幕間3 父親の言葉

「ほぉ……お前がうちの娘をたぶらかした男か。 ――覚悟はできているのだろうな? それじゃあ中でゆっくり話を聞かせてもらおうか」


 まるで宿敵を見つけた熊のように、静かに凄むジョゼットの父親。

 胸の前で組まれた腕は丸太のように太く、鋭い眼差しはロレンツォよりも20センチも高い場所にある。


 そんな威圧感の塊のような姿に気圧されて、意図せずロレンツォは喉を鳴らしてしまう。

 決して彼は気が小さいわけでもビビりでもなかったが、不思議とその姿に抗うことができなかった。

 背中に何か冷たいものを感じながら、それでも必死に平静を装った。


「あ、あの、初めまして。お、お嬢さんとお付き合いさせていただいております、ロ、ロレンツォ・フィオレッティと申します。本日は突然の――」


「今は挨拶だけでいい。口上は家の中に入ってからにしろ」


 たった名前を名乗るだけなのに、緊張のために何度も噛むロレンツォ。

 そんな娘の交際相手の挨拶を無造作に遮ると、ジョゼットの父親――ボリスは「ふんっ」と小さく鼻息を吐く。
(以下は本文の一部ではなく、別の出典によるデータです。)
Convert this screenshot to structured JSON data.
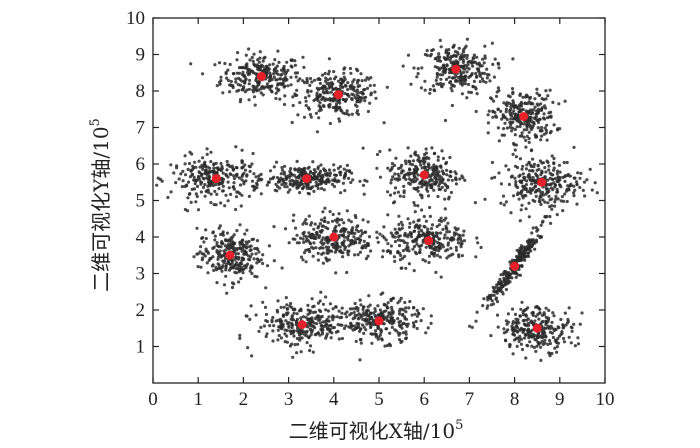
{
  "chart_data": {
    "type": "scatter",
    "title": "",
    "xlabel": "二维可视化X轴/10",
    "ylabel": "二维可视化Y轴/10",
    "axis_exponent": "5",
    "xlim": [
      0,
      10
    ],
    "ylim": [
      0,
      10
    ],
    "x_ticks": [
      "0",
      "1",
      "2",
      "3",
      "4",
      "5",
      "6",
      "7",
      "8",
      "9",
      "10"
    ],
    "y_ticks": [
      "1",
      "2",
      "3",
      "4",
      "5",
      "6",
      "7",
      "8",
      "9",
      "10"
    ],
    "grid": false,
    "legend": "none",
    "point_color": "#2b2b2b",
    "center_color": "#e8202a",
    "clusters": [
      {
        "center": [
          2.4,
          8.4
        ],
        "spread": [
          0.45,
          0.3
        ]
      },
      {
        "center": [
          4.1,
          7.9
        ],
        "spread": [
          0.45,
          0.3
        ]
      },
      {
        "center": [
          6.7,
          8.6
        ],
        "spread": [
          0.4,
          0.35
        ]
      },
      {
        "center": [
          8.2,
          7.3
        ],
        "spread": [
          0.35,
          0.35
        ]
      },
      {
        "center": [
          1.4,
          5.6
        ],
        "spread": [
          0.5,
          0.3
        ]
      },
      {
        "center": [
          3.4,
          5.6
        ],
        "spread": [
          0.45,
          0.18
        ]
      },
      {
        "center": [
          6.0,
          5.7
        ],
        "spread": [
          0.4,
          0.35
        ]
      },
      {
        "center": [
          8.6,
          5.5
        ],
        "spread": [
          0.45,
          0.35
        ]
      },
      {
        "center": [
          1.7,
          3.5
        ],
        "spread": [
          0.35,
          0.35
        ]
      },
      {
        "center": [
          4.0,
          4.0
        ],
        "spread": [
          0.45,
          0.32
        ]
      },
      {
        "center": [
          6.1,
          3.9
        ],
        "spread": [
          0.45,
          0.32
        ]
      },
      {
        "center": [
          8.0,
          3.2
        ],
        "spread": [
          0.08,
          0.6
        ]
      },
      {
        "center": [
          3.3,
          1.6
        ],
        "spread": [
          0.5,
          0.32
        ]
      },
      {
        "center": [
          5.0,
          1.7
        ],
        "spread": [
          0.45,
          0.28
        ]
      },
      {
        "center": [
          8.5,
          1.5
        ],
        "spread": [
          0.4,
          0.3
        ]
      }
    ]
  }
}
 それからくるりと二人に背を向けると、一度も振り返らないまま、のしのしと肩を揺らして歩き始めた。



 ロレンツォがジョゼットの父親――ボリスを初めて見た時、その第一印象は「でかい」だった。

 その次が「熊」だ。


 そう、まさにボリスは「熊」だった。

 年の頃は40代半ばのように見える。しかし農作業で日に焼けた真っ黒な顔はとてもしわ深く、そのせいで正確な年齢がわからない。

 そしてぼさぼさの髪と顎まで繋がったモミアゲのせいで、余計にその顔は熊のように見える。
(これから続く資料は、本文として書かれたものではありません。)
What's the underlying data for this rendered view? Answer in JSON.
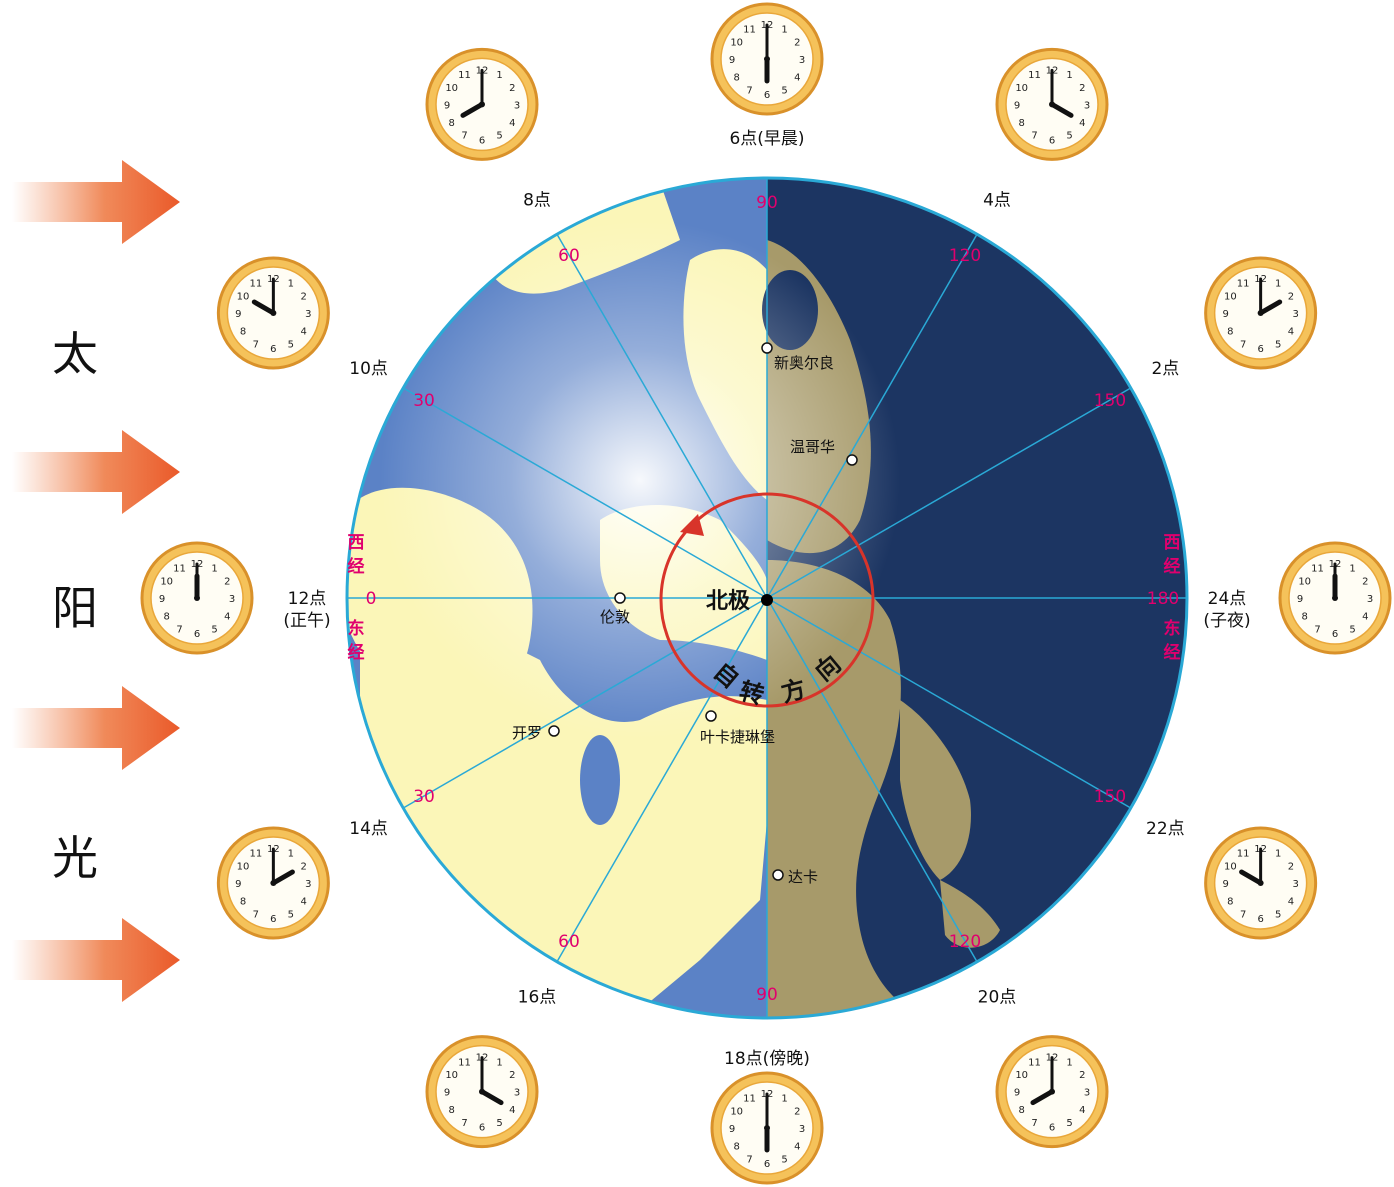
{
  "sunlight_label": [
    "太",
    "阳",
    "光"
  ],
  "pole_label": "北极",
  "rotation_label": [
    "自",
    "转",
    "方",
    "向"
  ],
  "meridian_labels": {
    "west_longitude": [
      "西",
      "经"
    ],
    "east_longitude": [
      "东",
      "经"
    ]
  },
  "longitude_ticks": [
    {
      "angle": -90,
      "text": "90"
    },
    {
      "angle": -60,
      "text": "60"
    },
    {
      "angle": -30,
      "text": "30"
    },
    {
      "angle": 0,
      "text": "0"
    },
    {
      "angle": 30,
      "text": "30"
    },
    {
      "angle": 60,
      "text": "60"
    },
    {
      "angle": 90,
      "text": "90"
    },
    {
      "angle": 120,
      "text": "120"
    },
    {
      "angle": 150,
      "text": "150"
    },
    {
      "angle": 180,
      "text": "180"
    },
    {
      "angle": 210,
      "text": "150"
    },
    {
      "angle": 240,
      "text": "120"
    }
  ],
  "time_labels": [
    {
      "angle": 0,
      "text": "12点",
      "sub": "(正午)",
      "hour": 12
    },
    {
      "angle": 30,
      "text": "14点",
      "hour": 14
    },
    {
      "angle": 60,
      "text": "16点",
      "hour": 16
    },
    {
      "angle": 90,
      "text": "18点(傍晚)",
      "hour": 18
    },
    {
      "angle": 120,
      "text": "20点",
      "hour": 20
    },
    {
      "angle": 150,
      "text": "22点",
      "hour": 22
    },
    {
      "angle": 180,
      "text": "24点",
      "sub": "(子夜)",
      "hour": 24
    },
    {
      "angle": 210,
      "text": "2点",
      "hour": 2
    },
    {
      "angle": 240,
      "text": "4点",
      "hour": 4
    },
    {
      "angle": 270,
      "text": "6点(早晨)",
      "hour": 6
    },
    {
      "angle": 300,
      "text": "8点",
      "hour": 8
    },
    {
      "angle": 330,
      "text": "10点",
      "hour": 10
    }
  ],
  "clock_numerals": [
    "12",
    "1",
    "2",
    "3",
    "4",
    "5",
    "6",
    "7",
    "8",
    "9",
    "10",
    "11"
  ],
  "cities": [
    {
      "name": "伦敦"
    },
    {
      "name": "开罗"
    },
    {
      "name": "叶卡捷琳堡"
    },
    {
      "name": "达卡"
    },
    {
      "name": "温哥华"
    },
    {
      "name": "新奥尔良"
    }
  ],
  "colors": {
    "ocean_day": "#5b82c6",
    "ocean_night": "#1c3562",
    "land_day": "#fbf6b8",
    "land_night": "#a79a6a",
    "meridian": "#2aa9d6",
    "tick_text": "#e0006e",
    "rotation_circle": "#d8342a",
    "clock_rim": "#f2b134",
    "sun_arrow": "#ef6a3c"
  }
}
 190センチはあるだろう長身とロレンツォの二倍はある身体の幅と厚みは、まさに威圧感の塊だ。

 そして、いっそ無礼なほどに不愛想な口調と素っ気ない態度は、彼の人柄を端的に表していた。


 モラン家の家業は農業だ。

 決して農地の面積は広くはないが、それでもボリスはこの地を受け継ぐ四代目だし、彼も生まれてからずっとこの地を耕してきた。
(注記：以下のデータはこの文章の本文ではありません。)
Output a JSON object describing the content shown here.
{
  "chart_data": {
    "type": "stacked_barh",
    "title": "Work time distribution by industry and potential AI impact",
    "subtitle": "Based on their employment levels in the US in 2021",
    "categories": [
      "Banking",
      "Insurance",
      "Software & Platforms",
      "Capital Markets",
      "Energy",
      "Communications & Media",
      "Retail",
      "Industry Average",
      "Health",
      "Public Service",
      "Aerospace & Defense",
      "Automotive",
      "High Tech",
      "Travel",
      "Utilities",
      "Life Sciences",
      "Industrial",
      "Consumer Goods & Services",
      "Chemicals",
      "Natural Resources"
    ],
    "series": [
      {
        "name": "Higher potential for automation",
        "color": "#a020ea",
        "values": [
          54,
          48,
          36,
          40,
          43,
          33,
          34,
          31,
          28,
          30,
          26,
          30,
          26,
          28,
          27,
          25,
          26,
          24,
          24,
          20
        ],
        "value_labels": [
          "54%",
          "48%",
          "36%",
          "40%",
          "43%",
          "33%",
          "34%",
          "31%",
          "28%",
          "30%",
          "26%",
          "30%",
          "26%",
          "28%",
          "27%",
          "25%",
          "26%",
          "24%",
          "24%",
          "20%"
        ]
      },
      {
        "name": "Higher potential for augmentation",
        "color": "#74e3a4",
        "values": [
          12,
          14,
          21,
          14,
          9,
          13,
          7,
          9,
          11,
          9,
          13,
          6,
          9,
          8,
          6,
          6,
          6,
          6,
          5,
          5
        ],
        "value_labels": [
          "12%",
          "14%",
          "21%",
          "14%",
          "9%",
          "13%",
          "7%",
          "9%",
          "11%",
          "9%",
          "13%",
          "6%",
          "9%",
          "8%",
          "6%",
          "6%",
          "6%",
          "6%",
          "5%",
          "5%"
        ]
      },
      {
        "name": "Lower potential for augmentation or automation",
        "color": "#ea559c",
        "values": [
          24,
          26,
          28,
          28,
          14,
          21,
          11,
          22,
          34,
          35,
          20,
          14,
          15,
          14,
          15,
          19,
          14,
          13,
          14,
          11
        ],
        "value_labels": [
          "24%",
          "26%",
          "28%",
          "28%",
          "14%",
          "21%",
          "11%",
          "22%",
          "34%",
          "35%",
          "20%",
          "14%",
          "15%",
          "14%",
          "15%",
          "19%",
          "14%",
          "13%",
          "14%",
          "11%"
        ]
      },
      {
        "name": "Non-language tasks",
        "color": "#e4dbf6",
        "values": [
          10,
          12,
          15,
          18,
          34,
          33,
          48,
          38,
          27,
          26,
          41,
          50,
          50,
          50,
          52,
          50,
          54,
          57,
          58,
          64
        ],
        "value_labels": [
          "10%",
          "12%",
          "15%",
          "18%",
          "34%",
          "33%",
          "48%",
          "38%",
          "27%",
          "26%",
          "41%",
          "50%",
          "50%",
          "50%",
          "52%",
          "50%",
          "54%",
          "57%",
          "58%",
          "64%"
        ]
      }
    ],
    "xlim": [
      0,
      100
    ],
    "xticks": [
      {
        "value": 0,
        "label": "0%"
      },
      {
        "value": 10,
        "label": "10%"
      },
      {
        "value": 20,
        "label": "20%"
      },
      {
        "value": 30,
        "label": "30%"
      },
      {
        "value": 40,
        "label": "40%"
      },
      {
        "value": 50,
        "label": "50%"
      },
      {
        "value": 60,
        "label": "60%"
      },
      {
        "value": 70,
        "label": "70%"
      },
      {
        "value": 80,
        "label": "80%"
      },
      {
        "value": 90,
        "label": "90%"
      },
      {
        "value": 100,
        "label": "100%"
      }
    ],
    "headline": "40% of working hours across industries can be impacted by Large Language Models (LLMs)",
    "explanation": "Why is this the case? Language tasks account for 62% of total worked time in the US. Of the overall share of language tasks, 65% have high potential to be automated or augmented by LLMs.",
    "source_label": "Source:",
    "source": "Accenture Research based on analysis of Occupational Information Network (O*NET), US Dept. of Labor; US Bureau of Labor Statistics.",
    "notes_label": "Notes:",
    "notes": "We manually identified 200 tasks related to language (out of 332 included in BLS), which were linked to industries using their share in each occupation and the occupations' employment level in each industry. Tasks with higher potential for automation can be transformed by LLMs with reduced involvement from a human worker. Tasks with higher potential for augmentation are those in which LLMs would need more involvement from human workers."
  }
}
 中には自分の土地を持たない小作農民も多いことを考えると、少なくとも土地の耕作権を認められているモラン家はまだ恵まれていると言っていい。


 そんな彼は、農民だからと言って決して馬鹿にできるものではなかった。

 自分の土地を耕して、作物を育てて金に換える。

 その姿はまさに一国一城の主と言って良く、国から給金を貰う雇われ魔術師のロレンツォに比べても、些かも劣っているとは思えなかった。


 彼の不愛想な態度には、誰にも媚びることのない独立した家主としての態度が現れているのだろうか。

 それとも愛する娘をかっ攫いにきたロレンツォに敵意を剥き出しにしているのだろうか。

 もしも後者だとしたら、この先が思いやられるところだ。


 などと些か不安に思うロレンツォは、その思いを払拭させるようにチラリと横を見る。

 そして隣のジョゼットに小声で話しかけた。


「も、もしかして、お父さん……怒ってる?」


「えっ? べつに怒ってはいないと思いますよ? いつもあんな感じです」


 ロレンツォの質問に、やはり少々キョトンとするジョゼット。

 その顔を見る限り、彼女は本気でそう思っているようだった。



 本当に、あれで怒っていないのか?

 ――いや、絶対に怒ってるだろ。

 最愛の娘が突然恋人を連れてきたのだ。これからどんな話をされるのか彼にもわかっているはずだ。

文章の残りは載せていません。